Should all patients with chronic kidney disease take a statin?
Cardioprotective effects in stages 1–4
Since patients with chronic kidney disease were excluded from most of the major statin trials, the best evidence in those with non-dialysis-dependent disease comes from post hoc analysis of data from the CARE study.14 While this trial excluded patients with more than 2+ proteinuria on dipstick analysis and those with creatinine values greater than 1.5 times the upper limit of normal, 1,711 of the initial 4,159 patients had a creatinine clearance of less than 75 mL/min; the mean creatinine clearance in this subgroup was 61. In this subgroup, pravastatin therapy was associated with a significantly lower risk of cardiovascular death or recurrent nonfatal myocardial infarction (MI) (hazard ratio 0.72, P < 0.05).
Similarly, in the 4,491 patients with chronic kidney disease (mean GFR 55 mL/min/1.73 m2) in the Pravastatin Pooling Project, the hazard of new MI, cardiovascular death, or cardiac intervention was nearly 25% lower in the pravastatin group.15
The ongoing Study of Heart and Renal Protection (SHARP),16 a randomized trial of ezetimibe/simvastatin (Vytorin) that enrolled 6,000 people with stages 3 to 4 kidney disease and 3,000 dialysis patients, will help in determining whether statin therapy prevents new vascular events. The study was launched in 2003 and has now completed enrollment. The primary outcome measure will be the time to first vascular event; secondary analyses will address whether statins decrease proteinuria or slow the progression of kidney disease.

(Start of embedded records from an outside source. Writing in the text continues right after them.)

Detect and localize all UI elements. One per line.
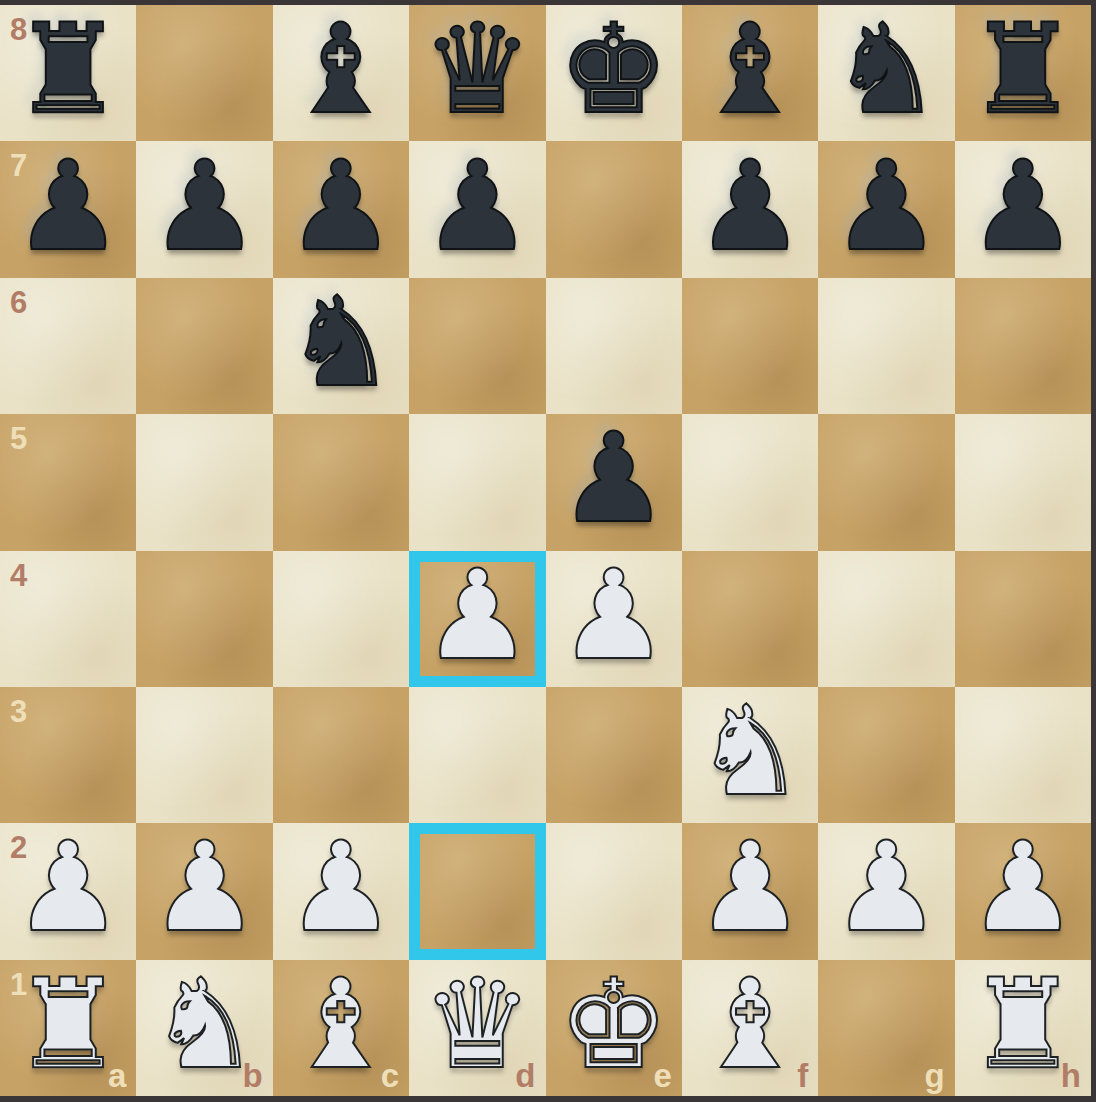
- square-b5[interactable]: [136, 414, 272, 550]
- square-d3[interactable]: [409, 687, 545, 823]
- square-h4[interactable]: [955, 551, 1091, 687]
- piece-white-king[interactable]: ♚: [558, 962, 669, 1086]
- piece-black-pawn[interactable]: ♟: [422, 144, 533, 268]
- piece-black-pawn[interactable]: ♟: [13, 144, 124, 268]
- square-e2[interactable]: [546, 823, 682, 959]
- piece-white-pawn[interactable]: ♟: [285, 825, 396, 949]
- square-a7[interactable]: 7♟: [0, 141, 136, 277]
- square-g6[interactable]: [818, 278, 954, 414]
- piece-black-bishop[interactable]: ♝: [694, 7, 805, 131]
- square-d4[interactable]: ♟: [409, 551, 545, 687]
- square-d7[interactable]: ♟: [409, 141, 545, 277]
- square-e6[interactable]: [546, 278, 682, 414]
- square-h5[interactable]: [955, 414, 1091, 550]
- piece-black-knight[interactable]: ♞: [285, 280, 396, 404]
- square-h8[interactable]: ♜: [955, 5, 1091, 141]
- rank-label-4: 4: [10, 558, 27, 594]
- square-a6[interactable]: 6: [0, 278, 136, 414]
- square-b3[interactable]: [136, 687, 272, 823]
- square-h7[interactable]: ♟: [955, 141, 1091, 277]
- square-d6[interactable]: [409, 278, 545, 414]
- piece-black-pawn[interactable]: ♟: [285, 144, 396, 268]
- square-g8[interactable]: ♞: [818, 5, 954, 141]
- square-f3[interactable]: ♞: [682, 687, 818, 823]
- piece-white-pawn[interactable]: ♟: [831, 825, 942, 949]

Cardioprotective effects in dialysis patients
The only major randomized trial of statins ever conducted in dialysis patients with diabetes, the German Diabetes and Dialysis Study (4D), did not find atorvastatin 20 mg to have any benefit compared with placebo in reducing a composite end point of death from cardiac causes, stroke, and nonfatal MI over a median of 4 years of follow-up, despite a decrease in LDL-C of over 40% in the treatment group.17 Adverse events were similar in the two groups. The lack of a detectable benefit may be due to differences in the cardiovascular milieu in dialysis patients, who may have more advanced disease, with preexisting cardiac remodeling and congestive heart failure, which may not be modified to the same extent by statin therapy. Alternatively, the dose of atorvastatin may have been too low, or 4 years of treatment may not be sufficient to detect a benefit in these patients.
An ongoing prospective, randomized, placebo-controlled trial in 3,000 hemodialysis patients, called A Study to Evaluate the Use of Rosuvastatin in Subjects on Regular Haemodialysis: an Assessment of Survival and Cardiovascular Events (AURORA),18 will help to clarify the role of statins in this population.
CONCLUSION
The National Kidney Foundation guidelines1,19 note that people with chronic kidney disease are at high risk of cardiovascular disease and therefore should be treated according to guidelines for treating traditional risk factors in high-risk groups. We believe that those with dyslipidemia who are in stages 1 through 4, particularly those with other risk factors for coronary heart disease, should receive a statin, with an LDL-C target of less than 100 mg/dL, even though we have few data from large trials focused on this population and even though LDL-C may not be the only reason to consider statin use. The pleiotropic effects of statins on proteinuria and progression of kidney function loss may be of benefit in this population as well, although we would not recommend starting a statin solely for these effects until more data are available.
Despite the negative results of the 4D trial, given the relative safety of statins and the lack of any trial data suggesting harm in patients with chronic kidney disease, in our practice we treat dialysis patients with known cardiovascular disease with a statin, with a target LDL-C level less than 100 mg/dL. In dialysis patients without known cardiovascular disease, the use of a statin is even more controversial, and decisions should be made on an individual basis.
Results from the SHARP, AURORA, and PLANET trials, each of which is focused on patients with chronic kidney disease, will help determine whether statins benefit patients at this stage of disease.